One of the most important lessons learned in school is how much we depend on one another. We begin to understand and appreciate that fact even before we enter school. Here in Mr. Cafferky’s fourth grade, students are grappling with the concept of how different species depend on one another. The first part of this question is vocabulary related. What is interdependence? What is a species? It’s wonderful to participate in the learning that occurs between students as they listen to each others’ ideas. The next question: How can we use the garden to illustrate species interdependence?

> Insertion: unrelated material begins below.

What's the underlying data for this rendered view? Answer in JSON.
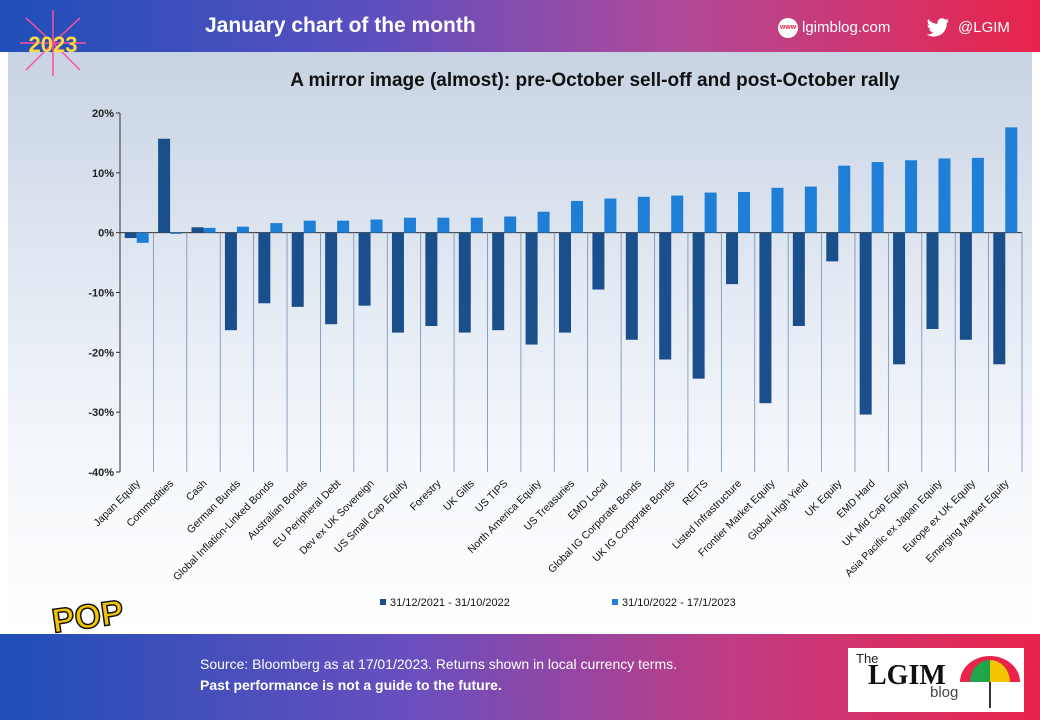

For this part of our activity, I asked students to read about the plight of the honeybee. They learned about the importance of honeybee pollination in our garden and in the world of agriculture. A few already knew that the honeybee benefits from the nectar found in our garden flowers. They also learned about colony collapse disorder, a syndrome that is eliminating our important honeybee pollinators at an alarming rate.
We went out to the garden to check on our new beans. They provide a great illustration of the pollination needed to create fruit from a flower. We saw very few honey bees, but a lot of bumble bees, another species of bee that helps pollinate. I think the most exciting part of this experience was looking up close with magnifying glasses. I hope to use them again soon with these budding scientists!
September 21, 2014 at 12:45 PM
I am really impressed with the diversity of learning experiences related to the garden. From kale smoothies to multiplication and interdependence! Wow. I’d love to join the next adventure.
September 22, 2014 at 8:25 AM
Thanks, Meredith. I’ll let you know!